On the Set: Breaking Bad Begins Its Final Season
Breaking Bad | Photo Credits: Frank Ockenfels/AMC
When Breaking Bad returns for the first half of its fifth and final season, "You barely see any glimpse of Walter White," reports Aaron Paul, who plays Walt's partner in crime, Jesse. But it's not what you think — Walt's body is still around, but his soul has been replaced by that of his sinister alter ego. "Heisenberg is dangerous. [Creator] Vince Gilligan said he wanted to do a show about Mr. Chips turning into Scarface, and that's exactly what he's done. Walt's a puppeteer, and we're all just puppets on his strings."
Audiences were pleasantly shocked last season when Walt (Emmy winner Bryan Cranston) blew up his calmly ruthless boss, Gus (Giancarlo Esposito), and torched the superlab where he and Jesse cooked their crystal meth. "I won," Walt rasped to Skyler (Anna Gunn), his estranged wife and enabler of his criminal mayhem. But at what cost? "That was the moment the hammer came down for all of us," Gunn notes. "That's the moment she knows he's capable of things she never dreamed. She's trapped by him and resents the hell out of it."
It's gotten so bad that even though Jesse still works for Walt, he is — based on a scene recently shot in a gravel parking lot under Albuquerque's unforgiving sun — closer to Mike (Jonathan Banks), the brutally efficient fixer. When Walt skulks away, Mike turns to Jesse and says with what passes for Mike as tenderness, "Kid, just look out for yourself."
In Season 5, "The relationship between Mike and Jesse is blossoming," Paul reveals. "They have each other's back." "He saved Mike's life," adds Banks, who initially was supposed to be in only one episode, but the writers were taken by his performance. "Mike does have a soft spot for Jesse. In my mind, we're all past saving. Mike can't save Jesse, but he tries to protect him. We have all been such bad people that it has to end."
Much more we cannot say — the production is laboring under a heavy shroud of secrecy during its final 16 episodes. Meetings were called to discuss security. Fake scenes are created for actors auditioning for guest roles so nothing will be leaked. Even cast members' scripts contain large swaths of redacted dialogue and action. (Paul asks to see scenes blacked out in his script and is granted the privilege, explaining, "I definitely can understand why it's blacked out. Serious stuff is happening.")

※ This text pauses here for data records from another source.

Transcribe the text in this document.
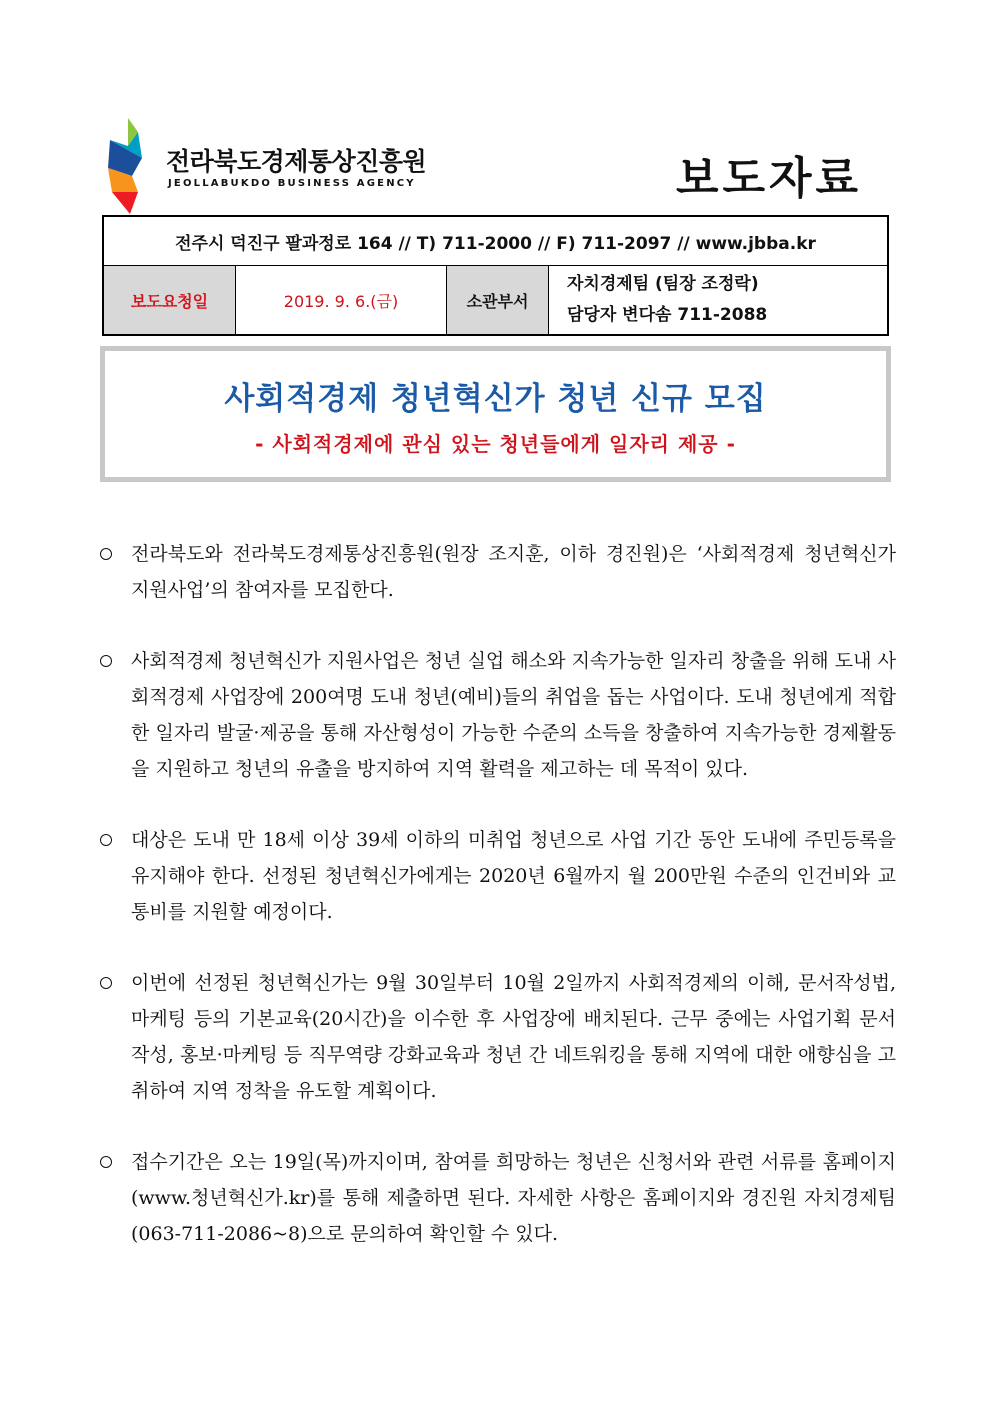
전라북도경제통상진흥원
JEOLLABUKDO BUSINESS AGENCY	보도자료
전주시 덕진구 팔과정로 164 // T) 711-2000 // F) 711-2097 // www.jbba.kr
보도요청일	2019. 9. 6.(금)	소관부서
자치경제팀 (팀장 조정락)
담당자 변다솜 711-2088
사회적경제 청년혁신가 청년 신규 모집
- 사회적경제에 관심 있는 청년들에게 일자리 제공 -
전라북도와 전라북도경제통상진흥원(원장 조지훈, 이하 경진원)은 ‘사회적경제 청년혁신가 지원사업’의 참여자를 모집한다.
사회적경제 청년혁신가 지원사업은 청년 실업 해소와 지속가능한 일자리 창출을 위해 도내 사회적경제 사업장에 200여명 도내 청년(예비)들의 취업을 돕는 사업이다. 도내 청년에게 적합한 일자리 발굴·제공을 통해 자산형성이 가능한 수준의 소득을 창출하여 지속가능한 경제활동을 지원하고 청년의 유출을 방지하여 지역 활력을 제고하는 데 목적이 있다.
대상은 도내 만 18세 이상 39세 이하의 미취업 청년으로 사업 기간 동안 도내에 주민등록을 유지해야 한다. 선정된 청년혁신가에게는 2020년 6월까지 월 200만원 수준의 인건비와 교통비를 지원할 예정이다.
이번에 선정된 청년혁신가는 9월 30일부터 10월 2일까지 사회적경제의 이해, 문서작성법, 마케팅 등의 기본교육(20시간)을 이수한 후 사업장에 배치된다. 근무 중에는 사업기획 문서작성, 홍보·마케팅 등 직무역량 강화교육과 청년 간 네트워킹을 통해 지역에 대한 애향심을 고취하여 지역 정착을 유도할 계획이다.
접수기간은 오는 19일(목)까지이며, 참여를 희망하는 청년은 신청서와 관련 서류를 홈페이지(www.청년혁신가.kr)를 통해 제출하면 된다. 자세한 사항은 홈페이지와 경진원 자치경제팀(063-711-2086~8)으로 문의하여 확인할 수 있다.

"We've had to resort to cloak-and-dagger routines to keep everything fresh and a surprise," Gilligan says with weary resignation. "We've had a couple of leaks, but it's one of those high-class problems to have, rather than having nobody give a s--t." Gunn says such mystery inspires the actors to ratchet up the anxiety in their performances. "We want to know what's going to happen next, but life isn't like that. It actually helps us a lot."
Completing Walt's hostile makeover is particularly emotional given that the cast and crew know they will soon be parting ways. The final eight episodes will be shot later this year and air in 2013. "The mood has been so different since the very first shot of the season — we can see the finish line," Paul admits. "It's sad; it's bittersweet. But we're relieved we can tell the complete story rather than have it cut short."
Though Gilligan admits that the pressure to end on a high note "keeps me up at nights," he's not sure how he'll feel once Walt's world concludes. "I heard stories as a kid about a farmer — his tractor rolled over on him and he was fine, until the rescue squad lifted the tractor off him and he died instantly," he says, adding with a laugh, "I hope that doesn't happen to me. I've put myself under a lot of imposed pressure, but I'll miss it. [Getting] to the final episode, the pressure is like being hit in the head with a hammer. You can ask me if I miss it when the hammer stops."